Anonymous User
Heat Sink Calcs
July 03, 2007 02:17AM
The other night I started wondering about how well the current L298 + heat sink combo would do with non-standard motors. I just did a bit of reading on how to do heat sink calculations and figured I'd post the results. If anyone sees any errors here, please let me know. I'm new to this stuff.

The 298's datasheet says the maximum junction operating temperature is 130C, so we need to ensure this is never exceeded. Heat sinks have a specified thermal resistance given in degrees C per watt; lower is better. The currently specified heat sink is the Aavid 566010B03400G, which has a thermal resistance of 11.5. In addition, you have to account for the thermal resistance between the junction and the outside of the L298's case where it connects to the heat sink. This value is given in the L298's datasheet as 3 degC/W. The total resistance is 14.5 degrees C per watt, so if the junction is dissipating 1 watt, the junction will be 14.5 degrees warmer than room temperature.

If we assume we're in a warm room at 30 degrees C, we can allow the the junction to get 100 degrees warmer before it fails, which means it can be dissipating about 6.9 watts. It's not so easy to work backwards to figure out how many amps this equates to. If you look at Figure 1 in the 298 docs, it looks like 1.9A is a pretty good guess. At that current, the chip is dropping about 1.9V on the high side and 1.7V on the low side, for a total 3.6V drop which would be 6.8 watts.
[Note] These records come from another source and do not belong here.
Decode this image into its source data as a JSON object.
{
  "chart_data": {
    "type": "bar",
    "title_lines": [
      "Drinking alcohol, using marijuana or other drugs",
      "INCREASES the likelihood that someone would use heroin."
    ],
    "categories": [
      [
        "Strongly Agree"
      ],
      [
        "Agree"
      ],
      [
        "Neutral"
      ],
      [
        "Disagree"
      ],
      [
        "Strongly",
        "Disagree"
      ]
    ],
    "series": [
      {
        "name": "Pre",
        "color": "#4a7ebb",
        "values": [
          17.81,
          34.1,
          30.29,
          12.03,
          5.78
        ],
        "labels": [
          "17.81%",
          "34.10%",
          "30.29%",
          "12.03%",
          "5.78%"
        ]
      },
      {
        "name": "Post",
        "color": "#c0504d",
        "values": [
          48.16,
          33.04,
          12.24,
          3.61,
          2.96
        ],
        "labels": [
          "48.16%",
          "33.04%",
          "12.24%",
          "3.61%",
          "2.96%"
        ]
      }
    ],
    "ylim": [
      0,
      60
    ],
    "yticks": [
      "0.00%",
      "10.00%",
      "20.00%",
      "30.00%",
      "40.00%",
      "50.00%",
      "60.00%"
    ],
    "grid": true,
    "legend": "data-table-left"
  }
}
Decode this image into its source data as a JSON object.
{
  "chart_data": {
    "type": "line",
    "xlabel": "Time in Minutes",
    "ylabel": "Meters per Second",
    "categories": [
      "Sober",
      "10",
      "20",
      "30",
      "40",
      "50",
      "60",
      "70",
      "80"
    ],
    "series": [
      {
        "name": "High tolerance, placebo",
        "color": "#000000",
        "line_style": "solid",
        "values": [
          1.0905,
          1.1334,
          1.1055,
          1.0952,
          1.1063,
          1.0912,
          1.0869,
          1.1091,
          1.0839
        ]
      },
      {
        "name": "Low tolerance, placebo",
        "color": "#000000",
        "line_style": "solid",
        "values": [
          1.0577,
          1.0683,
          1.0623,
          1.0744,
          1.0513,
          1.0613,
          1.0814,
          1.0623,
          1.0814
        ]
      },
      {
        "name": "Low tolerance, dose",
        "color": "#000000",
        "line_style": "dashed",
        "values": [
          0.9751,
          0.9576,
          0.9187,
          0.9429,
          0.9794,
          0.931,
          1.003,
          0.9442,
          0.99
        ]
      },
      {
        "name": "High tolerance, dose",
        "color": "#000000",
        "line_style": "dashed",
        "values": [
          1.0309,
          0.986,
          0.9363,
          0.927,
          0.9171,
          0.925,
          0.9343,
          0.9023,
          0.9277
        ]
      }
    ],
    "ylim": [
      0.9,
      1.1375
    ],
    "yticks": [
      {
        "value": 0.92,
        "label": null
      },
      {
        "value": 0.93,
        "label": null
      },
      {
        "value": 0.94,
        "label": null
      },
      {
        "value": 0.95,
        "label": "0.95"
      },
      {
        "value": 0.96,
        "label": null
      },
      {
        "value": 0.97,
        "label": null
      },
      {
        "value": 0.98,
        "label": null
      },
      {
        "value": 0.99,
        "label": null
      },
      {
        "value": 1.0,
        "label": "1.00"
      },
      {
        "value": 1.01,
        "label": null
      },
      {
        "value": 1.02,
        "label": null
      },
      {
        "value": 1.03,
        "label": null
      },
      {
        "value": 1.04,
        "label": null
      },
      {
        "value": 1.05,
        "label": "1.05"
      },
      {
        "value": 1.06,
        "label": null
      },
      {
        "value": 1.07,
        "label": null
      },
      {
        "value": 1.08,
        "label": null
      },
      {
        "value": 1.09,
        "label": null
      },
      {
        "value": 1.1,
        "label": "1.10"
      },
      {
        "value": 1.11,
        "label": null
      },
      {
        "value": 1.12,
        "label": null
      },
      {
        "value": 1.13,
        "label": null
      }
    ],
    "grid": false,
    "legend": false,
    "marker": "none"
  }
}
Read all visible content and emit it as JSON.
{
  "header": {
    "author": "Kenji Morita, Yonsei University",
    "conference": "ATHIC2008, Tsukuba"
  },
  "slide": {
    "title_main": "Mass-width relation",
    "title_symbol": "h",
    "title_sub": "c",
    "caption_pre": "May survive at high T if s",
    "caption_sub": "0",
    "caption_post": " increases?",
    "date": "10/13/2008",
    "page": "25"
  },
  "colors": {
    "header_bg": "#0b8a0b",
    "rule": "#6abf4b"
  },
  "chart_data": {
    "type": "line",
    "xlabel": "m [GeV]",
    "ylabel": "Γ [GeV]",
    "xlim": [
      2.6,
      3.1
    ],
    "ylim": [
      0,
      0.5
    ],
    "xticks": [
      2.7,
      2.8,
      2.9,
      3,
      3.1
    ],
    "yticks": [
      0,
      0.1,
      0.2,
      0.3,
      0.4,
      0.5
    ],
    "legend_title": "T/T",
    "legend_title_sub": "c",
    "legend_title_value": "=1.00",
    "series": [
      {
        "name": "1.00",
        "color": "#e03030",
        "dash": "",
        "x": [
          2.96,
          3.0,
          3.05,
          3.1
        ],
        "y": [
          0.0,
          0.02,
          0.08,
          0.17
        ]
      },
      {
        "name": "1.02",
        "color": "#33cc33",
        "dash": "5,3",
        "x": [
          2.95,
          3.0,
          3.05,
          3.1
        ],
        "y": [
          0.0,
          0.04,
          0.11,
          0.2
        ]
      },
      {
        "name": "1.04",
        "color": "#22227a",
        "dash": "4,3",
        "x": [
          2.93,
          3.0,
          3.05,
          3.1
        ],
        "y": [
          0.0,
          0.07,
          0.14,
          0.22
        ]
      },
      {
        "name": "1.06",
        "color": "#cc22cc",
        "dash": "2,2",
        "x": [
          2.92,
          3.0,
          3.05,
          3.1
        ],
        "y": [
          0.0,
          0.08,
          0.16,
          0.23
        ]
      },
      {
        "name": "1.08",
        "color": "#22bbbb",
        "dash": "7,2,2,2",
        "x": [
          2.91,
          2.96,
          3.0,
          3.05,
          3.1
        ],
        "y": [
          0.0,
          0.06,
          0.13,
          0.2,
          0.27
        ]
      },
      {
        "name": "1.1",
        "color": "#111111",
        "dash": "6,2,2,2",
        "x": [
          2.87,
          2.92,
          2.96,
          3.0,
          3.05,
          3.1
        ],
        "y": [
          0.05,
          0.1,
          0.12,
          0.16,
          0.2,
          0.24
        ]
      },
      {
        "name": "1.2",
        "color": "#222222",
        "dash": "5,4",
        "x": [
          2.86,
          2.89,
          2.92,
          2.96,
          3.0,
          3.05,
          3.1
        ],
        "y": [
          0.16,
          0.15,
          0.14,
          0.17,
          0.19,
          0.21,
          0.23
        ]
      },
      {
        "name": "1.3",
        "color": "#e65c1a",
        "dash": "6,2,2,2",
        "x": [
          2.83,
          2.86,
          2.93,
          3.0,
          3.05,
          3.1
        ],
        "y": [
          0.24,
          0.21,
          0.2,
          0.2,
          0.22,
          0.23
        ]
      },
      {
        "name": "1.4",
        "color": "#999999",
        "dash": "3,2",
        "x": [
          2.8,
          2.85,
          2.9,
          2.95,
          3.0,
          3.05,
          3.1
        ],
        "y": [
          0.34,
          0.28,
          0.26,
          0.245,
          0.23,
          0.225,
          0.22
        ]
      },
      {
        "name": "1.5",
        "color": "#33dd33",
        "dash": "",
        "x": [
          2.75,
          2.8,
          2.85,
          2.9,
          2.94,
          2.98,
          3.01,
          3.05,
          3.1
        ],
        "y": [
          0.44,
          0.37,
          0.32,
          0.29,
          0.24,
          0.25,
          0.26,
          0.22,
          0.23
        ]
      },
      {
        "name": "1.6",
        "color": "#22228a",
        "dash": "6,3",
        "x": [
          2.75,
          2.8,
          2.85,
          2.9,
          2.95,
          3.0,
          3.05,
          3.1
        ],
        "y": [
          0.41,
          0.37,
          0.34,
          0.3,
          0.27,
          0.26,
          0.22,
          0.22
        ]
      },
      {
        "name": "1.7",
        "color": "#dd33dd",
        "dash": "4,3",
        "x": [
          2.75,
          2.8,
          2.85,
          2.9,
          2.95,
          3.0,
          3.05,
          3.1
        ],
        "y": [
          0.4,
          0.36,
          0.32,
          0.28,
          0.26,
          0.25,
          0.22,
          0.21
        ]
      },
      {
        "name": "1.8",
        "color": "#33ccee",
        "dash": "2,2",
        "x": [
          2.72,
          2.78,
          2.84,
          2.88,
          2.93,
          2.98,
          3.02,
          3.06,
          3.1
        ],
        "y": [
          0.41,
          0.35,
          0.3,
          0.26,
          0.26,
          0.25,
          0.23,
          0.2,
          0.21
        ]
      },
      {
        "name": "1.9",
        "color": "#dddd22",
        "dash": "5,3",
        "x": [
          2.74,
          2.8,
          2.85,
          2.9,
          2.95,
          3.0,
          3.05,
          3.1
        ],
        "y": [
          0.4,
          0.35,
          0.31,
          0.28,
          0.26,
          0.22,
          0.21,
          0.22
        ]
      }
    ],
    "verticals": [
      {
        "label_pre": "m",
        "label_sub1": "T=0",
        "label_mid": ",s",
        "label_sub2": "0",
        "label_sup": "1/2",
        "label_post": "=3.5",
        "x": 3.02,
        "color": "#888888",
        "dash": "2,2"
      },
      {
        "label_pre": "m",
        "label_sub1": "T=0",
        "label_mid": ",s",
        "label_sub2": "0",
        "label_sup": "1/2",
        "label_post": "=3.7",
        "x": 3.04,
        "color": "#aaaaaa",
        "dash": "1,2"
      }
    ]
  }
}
All this assumes that you are running in full-stepping mode where both windings are never energized at the same time (I think this is always true right now). If you changed the firmware around to do half-stepping or high-torque where both windings could be energized at once, it looks like you'd be limited to about 1.2A per winding. These are absolute maximums, I'm sure you'd want to derate these numbers significantly.

I found this interesting: If I'm reading this right, the default RepRap motor takes around 0.85A if you have the torque at 100%. At that current, the L298 drops about 2.45V for 2.1W. Even with no heat sink the junction temperature will sit at around 73 degrees C above ambient, so around 100C, still safely below its max.

This was mostly an academic exercise because obviously the chip/heat sink are working fine for everyone right now... but I feel a lot better knowing that there's a healthy safety margin built in.
Re: Heat Sink Calcs
July 03, 2007 08:40AM
"The 298's datasheet says the maximum junction operating temperature is 130C"

I can assure you that it runs very happily at over 200C. I've got the seared fingerprint to prove it. eye popping smiley
Re: Heat Sink Calcs
July 06, 2007 06:30PM
Nice calculations emf

Edited 1 time(s). Last edit at 07/06/2007 06:36PM by savecore.